Logic and Foundations of Mathematics II (MA5220)

Lecturer
The lecturer is Frank Stephan from the Departments of Mathematics and Computer Science of the National University of Singapore.

Frank Stephan's addresses are:

  (1) Department of Mathematics, National University of Singapore
      10 Lower Kent Ridge Road, Block S17, Singapore 119076
      Primary Office: S17#07-04

  (2) School of Computing, National University of Singpore
      Computing Drive, Computing 1 (COM1), Singapore 117590
      Secondary Office: COM1#03-11

When logged into and working at a computer, Frank Stephan is best reachable
under telephone +65 65164246.

The email address is fstephan@comp.nus.edu.sg

Textbook
The textbook is the book of Kenneth Kunen, "Set Theory", Studies in Logic 34, College Publications 2011.

Time and Place
Tuesday and Thursday from 12:00 to 14:00 hrs
The room is S16#04-36 in the building next to the Science canteen.

Assessment
Assessment information will be placed late December 2025 or early January 2025.

Lecture and Tutorial
There will be a tutorial in the first part of the lecture on Thursday each week from Week 2 onwards. Lectures will always be 3 hours per week unless in weeks where Tuesday or Thursday is a public holiday; in those weeks there is one hour tutorial followed by one hour lecture. The homework file will be added and continuously expanded later. The homeworks with the number k.h should be presented in Week k, for example homework 3.4 should be presented in Week 3. The file will during the lecture be continuously maintained and updated. Everyone should do per week one homework, write it up in the Discussion Forum and present it in the tutorial. Each student should choose an own homework and not do the same homework as a classmate; reserve a homework by putting a post with the homework number into the Discussion Forum and then work on the homework by editing this post until it is good; present the homework in the tutorial on black board or with slides in the week when it is due (or, in exceptional cases, also in a later week).
All homeworks should be the own work and using ChatGPT and other AI tools is not allowed.
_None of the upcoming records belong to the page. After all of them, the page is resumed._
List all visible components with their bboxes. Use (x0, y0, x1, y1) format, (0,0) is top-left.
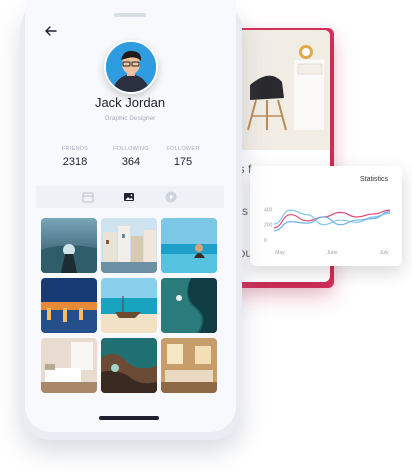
x-tick-label: July (380, 250, 389, 256)
avatar[interactable] (104, 40, 158, 94)
gallery-photo-8[interactable] (101, 338, 157, 393)
x-tick-label: May (275, 250, 285, 256)
play-icon[interactable] (164, 190, 178, 204)
stat-follower[interactable]: FOLLOWER 175 (154, 146, 212, 168)
stat-label: FOLLOWING (113, 146, 149, 152)
stat-value: 175 (173, 156, 193, 168)
gallery-photo-9[interactable] (161, 338, 217, 393)
gallery-photo-2[interactable] (101, 218, 157, 273)
calendar-icon[interactable] (81, 190, 95, 204)
statistics-chart: 0 200 400 May June July (264, 207, 391, 256)
gallery-photo-4[interactable] (41, 278, 97, 333)
back-arrow-icon[interactable] (44, 24, 58, 38)
chair-photo (232, 30, 330, 150)
stat-value: 2318 (62, 156, 88, 168)
profile-name: Jack Jordan (94, 95, 166, 110)
stat-label: FOLLOWER (166, 146, 200, 152)
stat-label: FRIENDS (61, 146, 89, 152)
stat-value: 364 (121, 156, 141, 168)
phone-speaker (114, 13, 146, 17)
x-tick-label: June (327, 250, 338, 256)
stat-following[interactable]: FOLLOWING 364 (102, 146, 160, 168)
image-icon[interactable] (122, 190, 136, 204)
y-tick-label: 200 (264, 223, 273, 229)
profile-role: Graphic Designer (104, 115, 156, 122)
home-indicator (99, 416, 159, 420)
series-line-2 (273, 209, 391, 226)
stat-friends[interactable]: FRIENDS 2318 (46, 146, 104, 168)
y-tick-label: 0 (264, 238, 267, 244)
gallery-photo-6[interactable] (161, 278, 217, 333)
statistics-card: Statistics 0 200 400 May June July (250, 166, 402, 266)
y-tick-label: 400 (264, 207, 273, 213)
gallery-photo-3[interactable] (161, 218, 217, 273)
gallery-photo-5[interactable] (101, 278, 157, 333)
gallery-photo-7[interactable] (41, 338, 97, 393)
gallery-photo-1[interactable] (41, 218, 97, 273)
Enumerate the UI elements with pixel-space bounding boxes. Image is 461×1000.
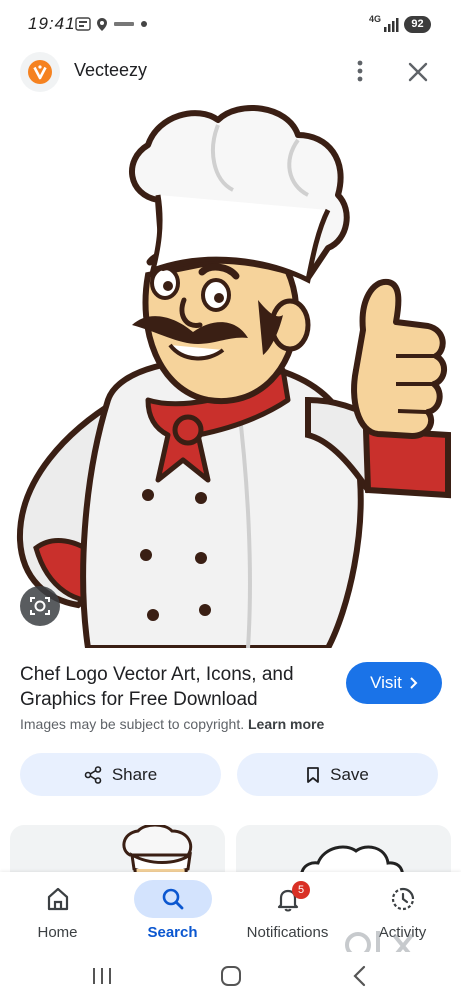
visit-button[interactable]: Visit — [346, 662, 442, 704]
share-icon — [84, 765, 102, 784]
chevron-right-icon — [410, 677, 418, 689]
notification-badge: 5 — [292, 881, 310, 899]
chef-illustration — [16, 105, 451, 648]
more-vert-icon[interactable] — [347, 56, 373, 86]
share-label: Share — [111, 764, 158, 784]
site-title[interactable]: Vecteezy — [74, 60, 147, 81]
network-type: 4G — [369, 14, 382, 24]
save-label: Save — [330, 764, 369, 784]
notification-app-icon — [75, 17, 91, 31]
chef-image[interactable] — [8, 100, 453, 648]
back-button-icon[interactable] — [346, 962, 374, 990]
home-icon — [47, 887, 68, 911]
nav-search[interactable]: Search — [115, 872, 230, 952]
nav-notifications-label: Notifications — [246, 924, 329, 941]
activity-icon — [391, 887, 414, 911]
system-navigation-bar — [0, 952, 461, 1000]
nav-notifications[interactable]: 5 Notifications — [230, 872, 345, 952]
save-button[interactable]: Save — [237, 753, 438, 796]
visit-label: Visit — [370, 673, 402, 692]
notification-dot-icon — [141, 21, 147, 27]
share-button[interactable]: Share — [20, 753, 221, 796]
notification-app-icon — [114, 22, 134, 26]
search-icon — [162, 888, 183, 910]
status-time: 19:41 — [28, 14, 76, 33]
copyright-notice: Images may be subject to copyright. Lear… — [20, 716, 324, 732]
learn-more-link[interactable]: Learn more — [248, 716, 324, 732]
battery-level: 92 — [404, 16, 431, 33]
nav-home[interactable]: Home — [0, 872, 115, 952]
bottom-navigation: Home Search 5 Notifications Activity — [0, 872, 461, 959]
nav-home-label: Home — [37, 924, 78, 941]
vecteezy-logo-icon[interactable] — [20, 52, 60, 92]
status-bar: 19:41 4G 92 — [0, 0, 461, 48]
result-title[interactable]: Chef Logo Vector Art, Icons, and Graphic… — [20, 662, 340, 712]
page-header: Vecteezy — [0, 48, 461, 96]
copyright-text: Images may be subject to copyright. — [20, 716, 245, 732]
recent-apps-icon[interactable] — [88, 962, 116, 990]
signal-icon — [384, 18, 399, 32]
location-icon — [97, 18, 107, 31]
home-button-icon[interactable] — [217, 962, 245, 990]
close-icon[interactable] — [404, 58, 432, 86]
lens-search-icon[interactable] — [20, 586, 60, 626]
bookmark-icon — [307, 766, 320, 783]
nav-search-label: Search — [147, 924, 198, 941]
It is, however, allowed to write on a page of paper or produce with a text-programme a word file and to upload a scan or pdf-file of the homework.

Content
The course will give an overview of set theory including background material (axioms, ordinals, cardinal arithmetic, models of set theory) and Consistency proofs, infinitary combinatorics and Forcing. In set theory, there are many interesting questions like that which level in the aleph-hierarchy of infinite cardinals is the cardinal of the real numbers (Cantor's Continuum problem). Goedel and Cohen showed that this question cannot be answered from the axioms ZFC and that many answers are possible. Thus set theorists consider a Zoo of possible models of set theory and investigate what connections are still provable and which are not. For example, Koenig showed in 1905 that the reals cannot have the cardinal aleph_{omega}. Goedel showed that it is consistent with ZFC that the reals have the cardinal aleph_1 and Cohen invented forcing to show that many other cardinals are also consistent to be the cardinal of the real numbers. Subsequent research therefore often showed that various versions of set theory are equiconsistent: If there is a model of set theory of version A then there is also a model of set theory with option B and vice versa. This course aims at giving an introduction to the most famous results in set theory (including those mentioned in this abstract and beyond) and provides the basic proof techniques used at many equiconsistency proofs.